There is also another thread here that's related:

http://www.thefedoralounge.com/show...olynesian-Pop-collections-rooms-bars-mugs-etc
 
Last edited:

vitanola

I'll Lock Up
Messages
4,254
Location
Gopher Prairie, MI
O
We've already witnessed something of a revival, modest as it is. I attribute it in large part to the baby boom generation growing a bit misty-eyed over what was fashionable during their early years.

Mid-century styles in general have been hot for a solid decade or more now. "Tiki" stuff is of that era, although it differs stylistically quite dramatically from much of the rest of it. Mid-century is mostly spare, clean, relatively unadorned. Tiki is generally much more rustic and rough-hewn. I see interiors in which the styles are mixed and it just doesn't work for me. It's not that all furnishings must be of the same era or hew to but one stylistic convention (living spaces can be so "authentic" or "period accurate" as to feel more like a museum), but they should "talk" to one another in ways that a Tiki mug and an Eero Saarinen tulip table just don't.

Clean and relatively unadorned, yes, but the 1950's/early 1960's popularity of the French Provincial, Italian Provincial, "Colonial" and "Duncan Phyfe" styles is sadly forgotten by moderns when they attempt to re-create "Mid-Century" interiors. Shame, really for although all of these styles were loosely (VERY loosely) based upon their historical antecedents, the fiurnishings, fabrics and wall coverings were used in distinctly modern ways.
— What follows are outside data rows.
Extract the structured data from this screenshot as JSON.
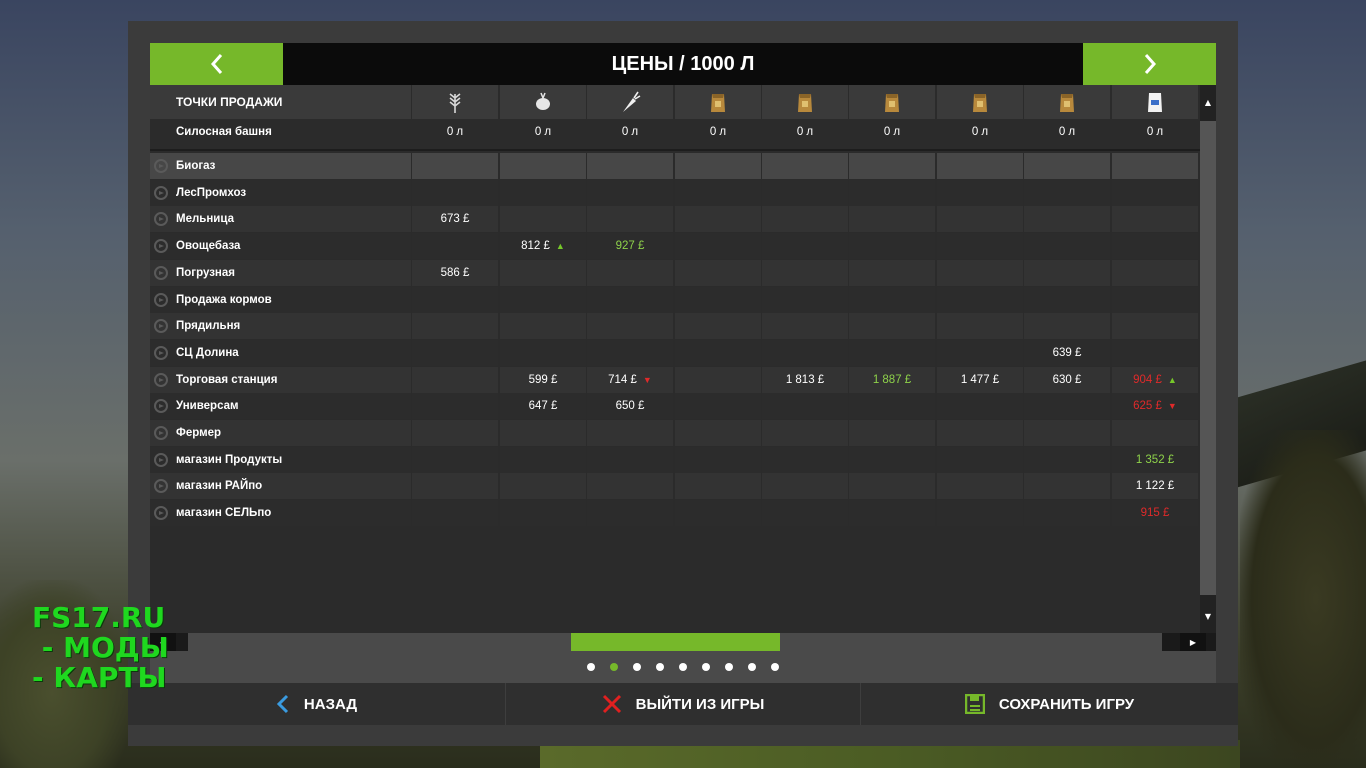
{
  "header": {
    "title": "ЦЕНЫ / 1000 Л"
  },
  "table": {
    "header_label": "ТОЧКИ ПРОДАЖИ",
    "columns": [
      {
        "icon": "wheat-icon"
      },
      {
        "icon": "potato-icon"
      },
      {
        "icon": "sugarbeet-icon"
      },
      {
        "icon": "grain-sack-icon"
      },
      {
        "icon": "grain-sack-icon"
      },
      {
        "icon": "grain-sack-icon"
      },
      {
        "icon": "grain-sack-icon"
      },
      {
        "icon": "grain-sack-icon"
      },
      {
        "icon": "flour-bag-icon"
      }
    ],
    "silo": {
      "name": "Силосная башня",
      "values": [
        "0 л",
        "0 л",
        "0 л",
        "0 л",
        "0 л",
        "0 л",
        "0 л",
        "0 л",
        "0 л"
      ]
    },
    "rows": [
      {
        "name": "Биогаз",
        "cells": [
          "",
          "",
          "",
          "",
          "",
          "",
          "",
          "",
          ""
        ]
      },
      {
        "name": "ЛесПромхоз",
        "cells": [
          "",
          "",
          "",
          "",
          "",
          "",
          "",
          "",
          ""
        ]
      },
      {
        "name": "Мельница",
        "cells": [
          "673 £",
          "",
          "",
          "",
          "",
          "",
          "",
          "",
          ""
        ]
      },
      {
        "name": "Овощебаза",
        "cells": [
          "",
          "812 £",
          "927 £",
          "",
          "",
          "",
          "",
          "",
          ""
        ]
      },
      {
        "name": "Погрузная",
        "cells": [
          "586 £",
          "",
          "",
          "",
          "",
          "",
          "",
          "",
          ""
        ]
      },
      {
        "name": "Продажа кормов",
        "cells": [
          "",
          "",
          "",
          "",
          "",
          "",
          "",
          "",
          ""
        ]
      },
      {
        "name": "Прядильня",
        "cells": [
          "",
          "",
          "",
          "",
          "",
          "",
          "",
          "",
          ""
        ]
      },
      {
        "name": "СЦ Долина",
        "cells": [
          "",
          "",
          "",
          "",
          "",
          "",
          "",
          "639 £",
          ""
        ]
      },
      {
        "name": "Торговая станция",
        "cells": [
          "",
          "599 £",
          "714 £",
          "",
          "1 813 £",
          "1 887 £",
          "1 477 £",
          "630 £",
          "904 £"
        ]
      },
      {
        "name": "Универсам",
        "cells": [
          "",
          "647 £",
          "650 £",
          "",
          "",
          "",
          "",
          "",
          "625 £"
        ]
      },
      {
        "name": "Фермер",
        "cells": [
          "",
          "",
          "",
          "",
          "",
          "",
          "",
          "",
          ""
        ]
      },
      {
        "name": "магазин Продукты",
        "cells": [
          "",
          "",
          "",
          "",
          "",
          "",
          "",
          "",
          "1 352 £"
        ]
      },
      {
        "name": "магазин РАЙпо",
        "cells": [
          "",
          "",
          "",
          "",
          "",
          "",
          "",
          "",
          "1 122 £"
        ]
      },
      {
        "name": "магазин СЕЛЬпо",
        "cells": [
          "",
          "",
          "",
          "",
          "",
          "",
          "",
          "",
          "915 £"
        ]
      }
    ],
    "highlights": {
      "green": [
        [
          3,
          2
        ],
        [
          8,
          5
        ],
        [
          11,
          8
        ]
      ],
      "red": [
        [
          8,
          8
        ],
        [
          9,
          8
        ],
        [
          13,
          8
        ]
      ],
      "arrow_up": [
        [
          3,
          1
        ],
        [
          8,
          8
        ]
      ],
      "arrow_down": [
        [
          8,
          2
        ],
        [
          9,
          8
        ]
      ]
    }
  },
  "pagination": {
    "pages": 9,
    "active": 2
  },
  "footer": {
    "back_label": "НАЗАД",
    "quit_label": "ВЫЙТИ ИЗ ИГРЫ",
    "save_label": "СОХРАНИТЬ ИГРУ"
  },
  "watermark": {
    "lines": [
      "FS17.RU",
      " - МОДЫ",
      "- КАРТЫ"
    ]
  },
  "colors": {
    "accent": "#76b82a",
    "positive": "#8ed24a",
    "negative": "#e02a2a"
  }
}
The bold use of saturated colors in the mid-1960's might be profitably copied by the pallid hipsters with their whitewashed Danish Modern interiors.
 
Messages
10,950
Location
My mother's basement
O

Clean and relatively unadorned, yes, but the 1950's/early 1960's popularity of the French Provincial, Italian Provincial, "Colonial" and "Duncan Phyfe" styles is sadly forgotten by moderns when they attempt to re-create "Mid-Century" interiors. Shame, really for although all of these styles were loosely (VERY loosely) based upon their historical antecedents, the fiurnishings, fabrics and wall coverings were used in distinctly modern ways. The bold use of saturated colors in the mid-1960's might be profitably copied by the pallid hipsters with their whitewashed Danish Modern interiors.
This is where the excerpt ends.